Quel est, plus dans les détails, votre parcours personnel ?
Mon parcours est tout à fait un parcours artistique. J’étais comédien pour une compagnie française donc habitué à jouer des pièces classiques (voire Molière etc.). A un moment donné je suis parti au Burkina Faso, toujours pour faire du théâtre …à la française. C’est là que je me suis rendu compte que le théâtre n’était pas forcement la comédie française que je connaissais, il n’était pas forcement fin en soi. Au contraire, il était aussi un moyen de passer le mot, de transmettre des valeurs, de défendre ses droits. Je me suis demandé « Pourquoi finalement je fais du théâtre ? Pour des bonnes raisons ou pour mon ego ? ».
A ce moment-là, je me suis dit « Je vais arrêter le théâtre jusqu’à ce que je ressente l’humanité que j’ai ressentie au Burkina Faso ». J’ai alors commencé à faire de la musique.
Aujourd’hui je joue du piano. Mon premier album solo, qui vient de sortir, s’appelle « Paysan et fier de l’être ». Vous pouvez le retrouver sur Spotify ou l’acheter aussi directement à la fin de l’un de mes concerts. Plus précisément je viens de publier mon deuxième clip aujourd’hui !
Mes concerts ont lieu surtout dans des salles de musique mais ce qui me plait aussi beaucoup c’est de jouer dans des églises ou dans des fermes par exemple. Artistiquement, en plein air c’est plus difficile que dans une salle, mais l’ambiance est très fascinante.
L’album « Paysan et Fier de l’être » parle aussi bien du monde agricole qui est aujourd’hui une partie très importante de ma vie, que de mon expérience en général. J’essaye à travers la musique de transmettre ma passion pour ce que je fais. Il s’agit de mon premier solo donc il est forcément lié à ma vie.
Quels sont les principaux objectifs de votre projet ? Pourriez-vous nous en dire plus sur votre campagne de financement participatif ? Comment est-il possible de contribuer ?
Le financement va servir principalement pour terminer les travaux. La campagne qu’on fait c’est pour finir la cuisine. Si on arrive un peu plus loin, j’aimerais aussi améliorer les questions liées à l’accueil des gens dans les Jardins, pour les spectacles.
Pour participer il suffit d’aller sur la page BlueBees dédiée au projet des Jardins En-chantants et de cliquer sur participer. Sur cette page vous pourrez trouver aussi plus de détails concernant le projet.
Il n’est pas nécessaire de donner des montants très élevées.

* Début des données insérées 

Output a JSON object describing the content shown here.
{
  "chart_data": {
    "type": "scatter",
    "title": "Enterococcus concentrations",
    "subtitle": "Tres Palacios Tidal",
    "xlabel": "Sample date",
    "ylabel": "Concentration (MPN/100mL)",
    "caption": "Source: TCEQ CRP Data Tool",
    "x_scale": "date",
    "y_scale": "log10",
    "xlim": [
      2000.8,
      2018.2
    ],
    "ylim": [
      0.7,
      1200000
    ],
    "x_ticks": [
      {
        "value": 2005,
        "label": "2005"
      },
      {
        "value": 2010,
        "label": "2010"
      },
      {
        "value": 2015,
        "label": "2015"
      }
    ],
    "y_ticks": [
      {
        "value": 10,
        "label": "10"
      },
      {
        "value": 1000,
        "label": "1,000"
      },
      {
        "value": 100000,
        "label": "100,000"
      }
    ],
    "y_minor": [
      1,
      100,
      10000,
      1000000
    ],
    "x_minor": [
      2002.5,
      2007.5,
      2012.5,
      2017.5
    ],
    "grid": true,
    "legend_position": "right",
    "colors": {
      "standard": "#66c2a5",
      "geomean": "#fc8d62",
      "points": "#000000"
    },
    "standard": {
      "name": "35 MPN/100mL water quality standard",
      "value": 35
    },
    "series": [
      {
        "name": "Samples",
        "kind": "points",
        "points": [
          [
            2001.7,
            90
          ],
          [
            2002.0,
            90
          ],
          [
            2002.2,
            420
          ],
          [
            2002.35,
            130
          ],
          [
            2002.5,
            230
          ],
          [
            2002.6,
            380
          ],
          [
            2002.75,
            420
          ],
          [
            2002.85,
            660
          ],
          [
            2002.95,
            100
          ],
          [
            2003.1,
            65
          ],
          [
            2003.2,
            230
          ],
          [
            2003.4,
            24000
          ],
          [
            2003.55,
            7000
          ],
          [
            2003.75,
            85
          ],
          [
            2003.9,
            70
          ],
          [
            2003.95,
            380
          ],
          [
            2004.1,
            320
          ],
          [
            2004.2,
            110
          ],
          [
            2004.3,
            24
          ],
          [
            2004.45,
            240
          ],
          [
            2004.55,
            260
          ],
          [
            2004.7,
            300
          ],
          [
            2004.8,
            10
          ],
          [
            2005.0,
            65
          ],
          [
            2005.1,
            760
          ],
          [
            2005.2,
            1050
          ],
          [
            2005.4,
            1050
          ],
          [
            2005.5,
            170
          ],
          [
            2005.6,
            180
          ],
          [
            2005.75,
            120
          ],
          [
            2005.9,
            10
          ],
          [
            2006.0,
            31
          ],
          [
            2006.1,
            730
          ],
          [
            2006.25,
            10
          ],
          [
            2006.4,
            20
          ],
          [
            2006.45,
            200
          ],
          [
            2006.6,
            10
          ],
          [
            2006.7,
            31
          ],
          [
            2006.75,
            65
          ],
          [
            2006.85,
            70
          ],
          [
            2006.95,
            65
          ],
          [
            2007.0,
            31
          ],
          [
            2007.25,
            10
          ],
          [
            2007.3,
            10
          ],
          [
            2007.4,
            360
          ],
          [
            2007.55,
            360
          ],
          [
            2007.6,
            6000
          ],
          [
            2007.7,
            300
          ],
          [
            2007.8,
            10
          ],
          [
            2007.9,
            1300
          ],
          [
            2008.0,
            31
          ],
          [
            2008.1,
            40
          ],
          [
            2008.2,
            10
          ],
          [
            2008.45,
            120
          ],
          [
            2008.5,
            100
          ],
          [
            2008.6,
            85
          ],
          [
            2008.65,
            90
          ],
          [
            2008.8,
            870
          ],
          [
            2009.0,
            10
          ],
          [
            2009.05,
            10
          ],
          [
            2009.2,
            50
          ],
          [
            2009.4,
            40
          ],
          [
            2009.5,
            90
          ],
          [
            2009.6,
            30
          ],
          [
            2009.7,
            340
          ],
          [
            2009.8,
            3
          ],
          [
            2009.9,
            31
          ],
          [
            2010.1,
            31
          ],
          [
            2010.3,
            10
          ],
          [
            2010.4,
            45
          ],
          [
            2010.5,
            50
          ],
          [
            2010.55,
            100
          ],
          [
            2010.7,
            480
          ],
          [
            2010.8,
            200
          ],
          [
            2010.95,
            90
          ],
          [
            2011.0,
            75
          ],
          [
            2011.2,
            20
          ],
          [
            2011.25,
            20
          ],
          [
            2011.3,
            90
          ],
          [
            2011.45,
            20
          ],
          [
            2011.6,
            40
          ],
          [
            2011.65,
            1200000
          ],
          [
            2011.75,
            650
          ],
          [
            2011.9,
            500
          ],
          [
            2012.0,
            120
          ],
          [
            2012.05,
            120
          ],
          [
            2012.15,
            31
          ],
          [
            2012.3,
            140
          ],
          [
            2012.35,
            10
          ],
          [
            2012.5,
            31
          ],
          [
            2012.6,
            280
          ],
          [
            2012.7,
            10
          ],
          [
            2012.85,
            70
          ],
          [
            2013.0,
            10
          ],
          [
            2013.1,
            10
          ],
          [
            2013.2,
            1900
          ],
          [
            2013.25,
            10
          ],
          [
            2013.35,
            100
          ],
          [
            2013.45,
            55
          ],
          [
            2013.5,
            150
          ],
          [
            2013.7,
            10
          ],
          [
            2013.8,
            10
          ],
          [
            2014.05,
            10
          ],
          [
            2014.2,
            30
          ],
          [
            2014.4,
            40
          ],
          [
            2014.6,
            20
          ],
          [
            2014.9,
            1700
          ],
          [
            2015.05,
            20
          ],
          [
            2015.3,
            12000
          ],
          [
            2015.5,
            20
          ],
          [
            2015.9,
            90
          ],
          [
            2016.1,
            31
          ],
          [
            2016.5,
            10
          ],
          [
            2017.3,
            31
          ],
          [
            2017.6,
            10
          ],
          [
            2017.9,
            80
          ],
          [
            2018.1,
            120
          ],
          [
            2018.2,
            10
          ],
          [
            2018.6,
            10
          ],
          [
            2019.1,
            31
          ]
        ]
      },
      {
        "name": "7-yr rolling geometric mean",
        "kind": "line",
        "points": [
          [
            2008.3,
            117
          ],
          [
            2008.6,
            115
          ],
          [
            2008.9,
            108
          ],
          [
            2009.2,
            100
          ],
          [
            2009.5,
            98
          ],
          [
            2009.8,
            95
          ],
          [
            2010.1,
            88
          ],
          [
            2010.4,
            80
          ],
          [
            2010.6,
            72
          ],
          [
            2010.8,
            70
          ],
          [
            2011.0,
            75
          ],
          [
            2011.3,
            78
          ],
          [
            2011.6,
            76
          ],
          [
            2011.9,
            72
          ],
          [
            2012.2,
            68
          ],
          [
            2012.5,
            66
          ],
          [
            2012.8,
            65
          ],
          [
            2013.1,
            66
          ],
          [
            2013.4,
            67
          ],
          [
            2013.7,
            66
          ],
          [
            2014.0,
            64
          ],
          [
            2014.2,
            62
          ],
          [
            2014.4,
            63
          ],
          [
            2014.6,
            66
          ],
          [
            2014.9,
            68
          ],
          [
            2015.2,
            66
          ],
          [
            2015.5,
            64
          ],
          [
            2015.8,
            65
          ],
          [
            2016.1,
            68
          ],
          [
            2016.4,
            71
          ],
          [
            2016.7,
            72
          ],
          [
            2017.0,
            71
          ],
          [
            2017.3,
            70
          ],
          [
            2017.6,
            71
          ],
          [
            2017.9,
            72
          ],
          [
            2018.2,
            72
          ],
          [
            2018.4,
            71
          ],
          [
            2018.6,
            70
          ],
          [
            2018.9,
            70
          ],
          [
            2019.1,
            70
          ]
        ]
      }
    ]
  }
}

Au contraire, il suffit de contribuer dans la mesure de ses possibilités, d’apporter sa pierre à l’édifice. Peu importe qu’il s’agisse d’un galet, d’un caillou ou d’un gros rocher. Ce qui reste le plus importante est votre volonté, la volonté de faire quelque chose pour la planète, quelque chose de concret, quelque chose de beau, quelque chose de petit mais qui peut être très important.
Comme on dit souvent, quand on ne sait pas comment faire quelque chose, il suffit de commencer.
Généralement dans notre restaurant on est 50 ou 90 personnes. Dès le départ du projet, il y a toujours eu une chose sur laquelle je n’avais aucun doute : l’art et l’agriculture n’étaient pas forcement deux mondes détachées, tout le contraire.
Je voulais montrer que c’était possible d’être artiste et être au même temps ancré dans la réalité. Le maraîchage m’a aidé à m’ancrer dans ma réalité.
Quand j’étais comédien, j’étais très égocentrique. Avec le projet des Jardins En-chantants je voulais vraiment démontrer qu’on pouvait sauvegarder la planète, en commençant par l’action. Je me suis dit que en mélangeant mon côté artistique avec l’agriculture j’aurai vraiment pu changer les choses. Si tu veux, moi en tant qu’artiste j’ai rencontré les mêmes choses qu’en tant de jeune agriculteur. Aujourd’hui on a tout et du coup on n’a rien. J’ai l’impression que la plupart des gens ont envie de découvrir, de faire, d’expérimenter.